Meet Bart “Scoop” Scrivener, America’s Next Top Homeless Person. Scoop may look like a derelict. In fact, he is. But he’s just waiting to be discovered by a camera toting, kind-hearted passerby who happens to stumble upon his makeshift campsight behind an abandoned warehouse in Youngstown, Ohio. Will today be the day that changes Scoop’s life? Will you be the angel who helps him find his deserved fame and fortune?
A Pulitzer Prize winning journalist in 2003, Scoop fell on hard times when his former employer, The Ashtabula Times Picayune, laid him off in favor of carrying shorter stories via Twitter. At first Scoop tried adjusting to the new format, with his “Am I doing this right? WTF?” @Scoop tweet considered one of the finest early examples of meta-tweeting. But the past three years have been brutal. “I tried being concise,” he says. “I tried not using adjectives or verbs, abbreviating wherever I could, using smiley faces. It was no use. I couldn’t say anything worthwhile in less than 140 characters.” Left to fend for himself, but still driven by the insatiable need to use words, Scoop took to ghostwriting books for former Presidential candidates. When that well dried up, there was nothing to do but post lengthy diatribes on his personal blog, bitter harrangues that would have constituted dozens of individual tweets. “It’s sad,” he admits. “But nobody reads blogs anymore. At one time I could count on 10, 20 comments per day. Now I’m lucky if I get spammed for erectile dysfunction medication.”

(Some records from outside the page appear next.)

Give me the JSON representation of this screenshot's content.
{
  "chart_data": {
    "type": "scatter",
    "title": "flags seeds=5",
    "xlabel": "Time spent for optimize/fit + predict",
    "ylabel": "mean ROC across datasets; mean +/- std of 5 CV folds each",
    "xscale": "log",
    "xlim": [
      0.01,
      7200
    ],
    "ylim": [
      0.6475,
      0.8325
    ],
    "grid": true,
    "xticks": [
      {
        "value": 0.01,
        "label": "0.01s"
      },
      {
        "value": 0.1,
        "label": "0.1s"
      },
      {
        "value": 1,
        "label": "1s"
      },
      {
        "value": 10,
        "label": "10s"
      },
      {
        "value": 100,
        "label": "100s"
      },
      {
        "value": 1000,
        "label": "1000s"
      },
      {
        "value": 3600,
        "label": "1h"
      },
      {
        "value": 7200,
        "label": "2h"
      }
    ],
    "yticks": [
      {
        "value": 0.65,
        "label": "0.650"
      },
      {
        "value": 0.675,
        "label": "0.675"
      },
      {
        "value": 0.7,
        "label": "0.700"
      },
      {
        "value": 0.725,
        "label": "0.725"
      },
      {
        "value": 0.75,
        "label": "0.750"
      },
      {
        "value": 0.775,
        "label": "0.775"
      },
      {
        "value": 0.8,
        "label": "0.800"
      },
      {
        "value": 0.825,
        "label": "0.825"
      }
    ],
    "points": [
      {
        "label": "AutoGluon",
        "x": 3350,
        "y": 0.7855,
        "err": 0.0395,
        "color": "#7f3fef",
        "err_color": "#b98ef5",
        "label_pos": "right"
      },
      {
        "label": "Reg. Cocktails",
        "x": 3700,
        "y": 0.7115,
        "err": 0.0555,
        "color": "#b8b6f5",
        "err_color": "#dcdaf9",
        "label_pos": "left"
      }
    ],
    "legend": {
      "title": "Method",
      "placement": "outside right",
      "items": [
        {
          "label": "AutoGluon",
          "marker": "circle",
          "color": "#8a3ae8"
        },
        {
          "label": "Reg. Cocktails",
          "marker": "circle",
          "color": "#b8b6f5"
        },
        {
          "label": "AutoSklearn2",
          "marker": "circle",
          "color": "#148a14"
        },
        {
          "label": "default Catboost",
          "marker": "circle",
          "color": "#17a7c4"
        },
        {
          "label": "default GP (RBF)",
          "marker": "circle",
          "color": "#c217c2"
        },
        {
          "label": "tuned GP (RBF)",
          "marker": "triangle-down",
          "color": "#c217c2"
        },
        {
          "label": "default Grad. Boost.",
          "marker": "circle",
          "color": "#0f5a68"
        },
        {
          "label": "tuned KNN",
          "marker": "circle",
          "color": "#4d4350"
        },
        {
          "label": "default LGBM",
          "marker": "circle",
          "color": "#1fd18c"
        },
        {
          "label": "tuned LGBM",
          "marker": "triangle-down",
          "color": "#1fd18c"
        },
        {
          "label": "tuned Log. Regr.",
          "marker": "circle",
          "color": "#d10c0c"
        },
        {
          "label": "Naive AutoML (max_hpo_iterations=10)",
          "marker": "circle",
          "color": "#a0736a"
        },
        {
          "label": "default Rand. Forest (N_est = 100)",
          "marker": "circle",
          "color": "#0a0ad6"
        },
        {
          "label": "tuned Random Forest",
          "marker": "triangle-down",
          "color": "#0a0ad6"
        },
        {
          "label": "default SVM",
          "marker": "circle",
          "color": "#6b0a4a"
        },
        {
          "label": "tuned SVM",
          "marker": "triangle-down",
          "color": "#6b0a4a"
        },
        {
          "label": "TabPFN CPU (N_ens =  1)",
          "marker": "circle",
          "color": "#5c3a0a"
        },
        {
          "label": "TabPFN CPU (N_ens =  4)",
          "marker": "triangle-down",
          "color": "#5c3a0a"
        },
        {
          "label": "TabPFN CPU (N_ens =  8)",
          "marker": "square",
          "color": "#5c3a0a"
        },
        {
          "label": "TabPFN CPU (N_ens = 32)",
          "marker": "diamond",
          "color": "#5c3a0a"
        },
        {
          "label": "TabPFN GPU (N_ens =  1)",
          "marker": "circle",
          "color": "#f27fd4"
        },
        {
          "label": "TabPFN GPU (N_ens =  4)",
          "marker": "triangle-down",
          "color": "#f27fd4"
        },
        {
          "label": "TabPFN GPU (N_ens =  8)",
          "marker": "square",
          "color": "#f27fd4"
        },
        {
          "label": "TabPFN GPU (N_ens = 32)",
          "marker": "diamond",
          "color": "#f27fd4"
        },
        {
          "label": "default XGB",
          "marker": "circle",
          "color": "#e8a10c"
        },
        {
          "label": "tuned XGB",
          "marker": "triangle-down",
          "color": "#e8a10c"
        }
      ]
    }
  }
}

It doesn’t have to end here. Will you help Scoop become America’s Next Top Homeless Person? Scoop is available for interviews (in-person or Skype), the occasional journalistic puff piece, and celebrity endorsements.
Just a spam comment to say this post made me laugh!
ReplyDeleteI don't even know how I read this. I'm to broke to make this guy famous. Heck he'd probably become more famous than I'll ever be, that's for sure.
ReplyDeleteI know that you are trying to be funny, but I would like to pose a serious question. Why is it that poor people can be given large sums of money and in a relatively short amount of time they end up poor again?
ReplyDeleteI think it has to do with impulse control. The homeless guy in the picture possess technology that would have made him the envy of geeks from past decades, yet despite having this, he can't get past his lack of self-discipline. At best, he is probably a guy who smokes and drinks. What little money he does get goes towards cigarettes and malt liquor.
There is also the possibility that he is smoking something strionger than cigarettes, but the point doesn't change. Self discipline is the most valuable thing a person can have.